The conference, which called itself the "Voice of Iraqi Women" would "enhance awareness and promote the goal for women to play a proper role in society", Othman said.

Officials from the US-led Coalition Provisional Authority (CPA) running Iraq said the session would break into workshops addressing human rights, judicial and legal issues, society, health, education, and the constitution.

Senior US and British officials were on hand to lend their government's support for the effort in the new Iraq, which remains a part of the Arab world where women have traditionally played a low-key role in public life.

Britain's secretary of state for trade and industry, Patricia Hewitt, and US undersecretary of state for global affairs, Paula Dobriansky, both addressed the session bearing messages from their respective leaders, British Prime Minister Tony Blair and US President George W Bush.

"We honour and support the efforts of Iraqi women who are determined to have a strong voice in the future of their country," Hewitt paraphrased Blair as saying.

Dobriansky, according to a conference organiser, spoke at a closed-door lunch for the group, and CPA officials were not available to provide details on her remarks or schedule while in Iraq.

Pascale Isho, head of the Assyrian Women's Organisation, hailed the session as "the first step for women to regain their basic and fundamental rights, primarily concerning decision-making in Iraq".

Women's rights "were choked during the Baathist suppressive regime", she said.

Other delegates said Iraqi women were ready to right the wrongs of previous governments.

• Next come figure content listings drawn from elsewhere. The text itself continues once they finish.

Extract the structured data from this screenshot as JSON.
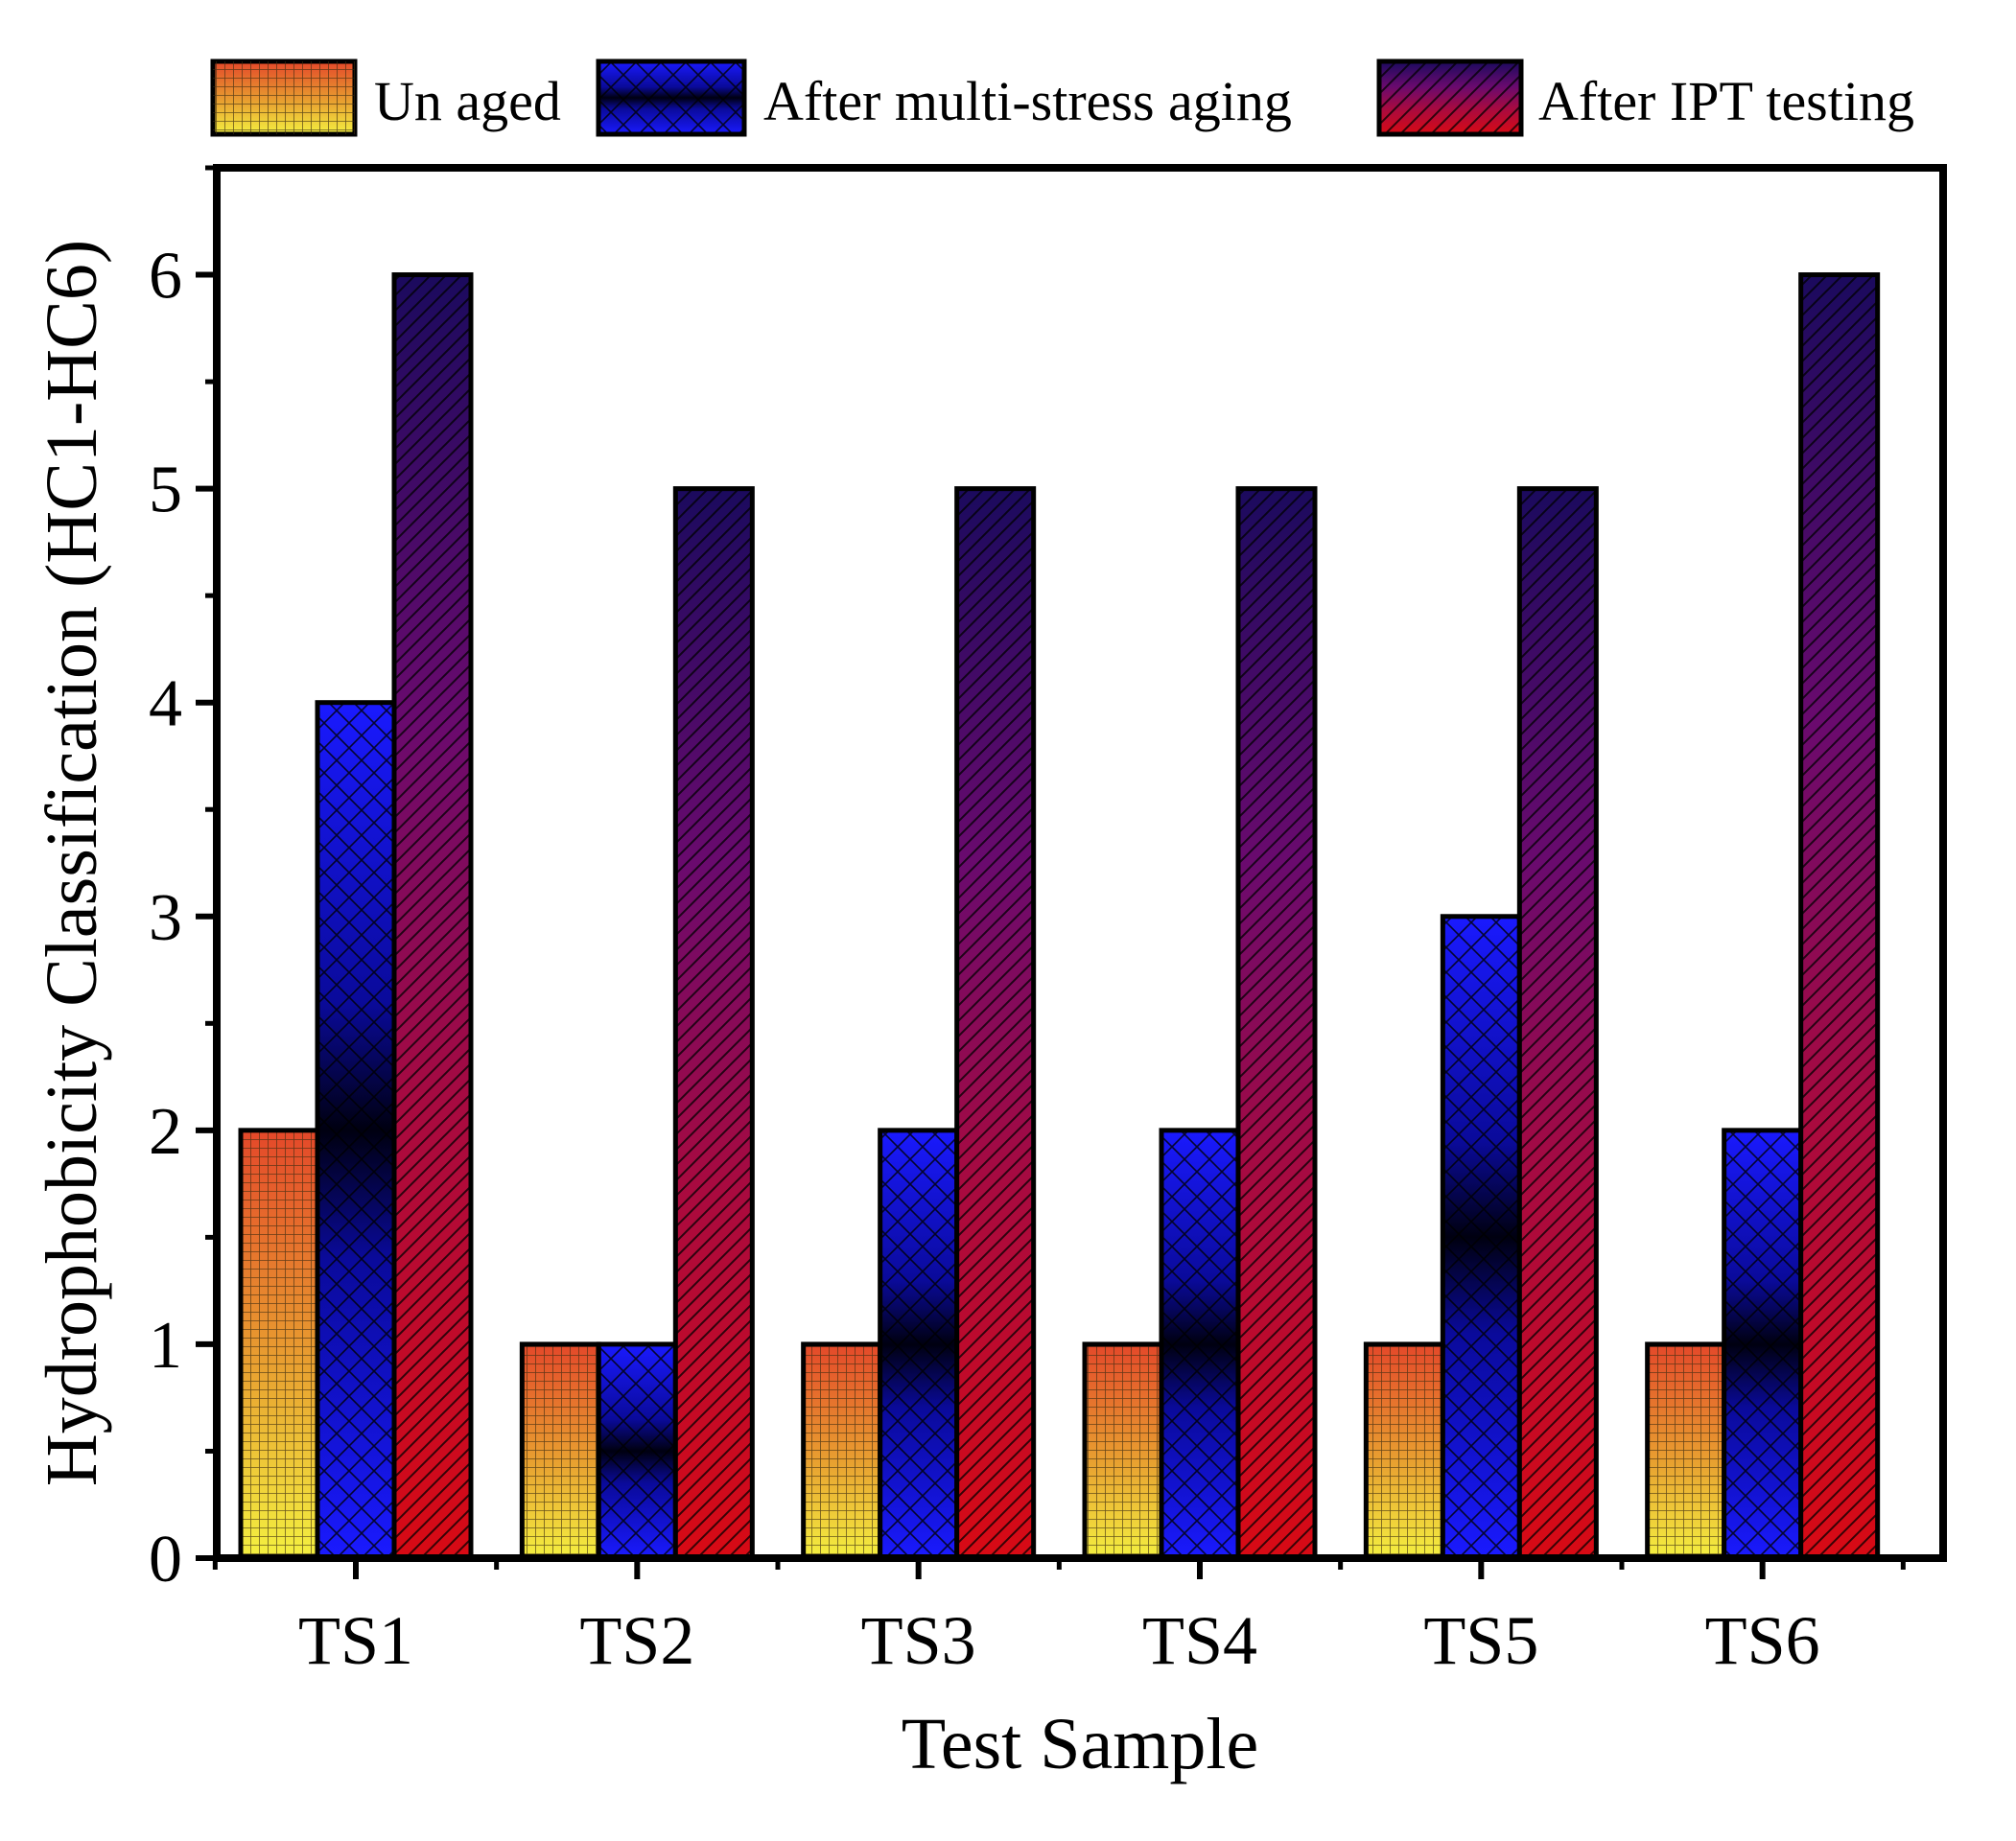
{
  "chart_data": {
    "type": "bar",
    "title": "",
    "xlabel": "Test Sample",
    "ylabel": "Hydrophobicity Classification (HC1-HC6)",
    "categories": [
      "TS1",
      "TS2",
      "TS3",
      "TS4",
      "TS5",
      "TS6"
    ],
    "series": [
      {
        "name": "Un aged",
        "values": [
          2,
          1,
          1,
          1,
          1,
          1
        ]
      },
      {
        "name": "After multi-stress aging",
        "values": [
          4,
          1,
          2,
          2,
          3,
          2
        ]
      },
      {
        "name": "After IPT testing",
        "values": [
          6,
          5,
          5,
          5,
          5,
          6
        ]
      }
    ],
    "ylim": [
      0,
      6.5
    ],
    "yticks": [
      "0",
      "1",
      "2",
      "3",
      "4",
      "5",
      "6"
    ],
    "grid": false,
    "legend_position": "top"
  }
}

"We were ignored in the past," Ala Talabani, a women's union leader in northern Iraq who heads the constitutional workshop, said. "Now we want the voice of Iraqi women to be heard at all levels."

Talabani, a niece of top Kurdish leader Jalal Talabani, aimed criticism at the US-led civilian administration here for not including more women in the upcoming "transitory governing council" which US overseer Paul Bremer said he will unveil in the next two weeks.

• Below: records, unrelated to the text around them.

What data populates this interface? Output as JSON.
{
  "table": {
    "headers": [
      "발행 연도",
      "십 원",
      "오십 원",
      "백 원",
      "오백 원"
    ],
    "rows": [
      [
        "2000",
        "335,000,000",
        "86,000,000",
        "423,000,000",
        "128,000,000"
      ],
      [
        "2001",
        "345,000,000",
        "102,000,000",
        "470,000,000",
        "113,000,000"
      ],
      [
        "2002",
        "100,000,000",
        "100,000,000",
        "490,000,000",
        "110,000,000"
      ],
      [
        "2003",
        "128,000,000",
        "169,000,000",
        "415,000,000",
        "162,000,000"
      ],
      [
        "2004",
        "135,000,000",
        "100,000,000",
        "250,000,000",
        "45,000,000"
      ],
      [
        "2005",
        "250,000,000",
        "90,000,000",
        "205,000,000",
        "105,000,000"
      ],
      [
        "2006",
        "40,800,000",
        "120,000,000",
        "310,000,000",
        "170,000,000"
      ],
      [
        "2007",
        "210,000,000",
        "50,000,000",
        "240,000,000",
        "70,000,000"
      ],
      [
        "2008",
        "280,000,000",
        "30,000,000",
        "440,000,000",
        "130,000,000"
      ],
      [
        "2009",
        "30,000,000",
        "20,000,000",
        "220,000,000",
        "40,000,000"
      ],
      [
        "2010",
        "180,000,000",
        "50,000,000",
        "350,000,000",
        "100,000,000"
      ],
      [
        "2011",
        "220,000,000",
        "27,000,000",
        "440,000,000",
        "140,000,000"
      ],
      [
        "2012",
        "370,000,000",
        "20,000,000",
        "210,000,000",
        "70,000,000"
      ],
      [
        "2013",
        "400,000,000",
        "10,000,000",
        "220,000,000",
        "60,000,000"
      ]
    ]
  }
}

"They will be very, very few," she said.

An expert close to the appointment process said that the 25-member council will include just four women.

Some women held key posts in government offices or ministries during Saddam's 24-year rule, and women's education levels were among the highest in the Arab world.

But only one woman, Baath Party command member Huda Salih Mahdi Ammash, brushed the top echelons of power.

A CPA coordinator of the conference said recommendations put forward would be submitted to various CPA advisory groups, city councils of Baghdad and elsewhere, ministerial bodies, and Bremer himself.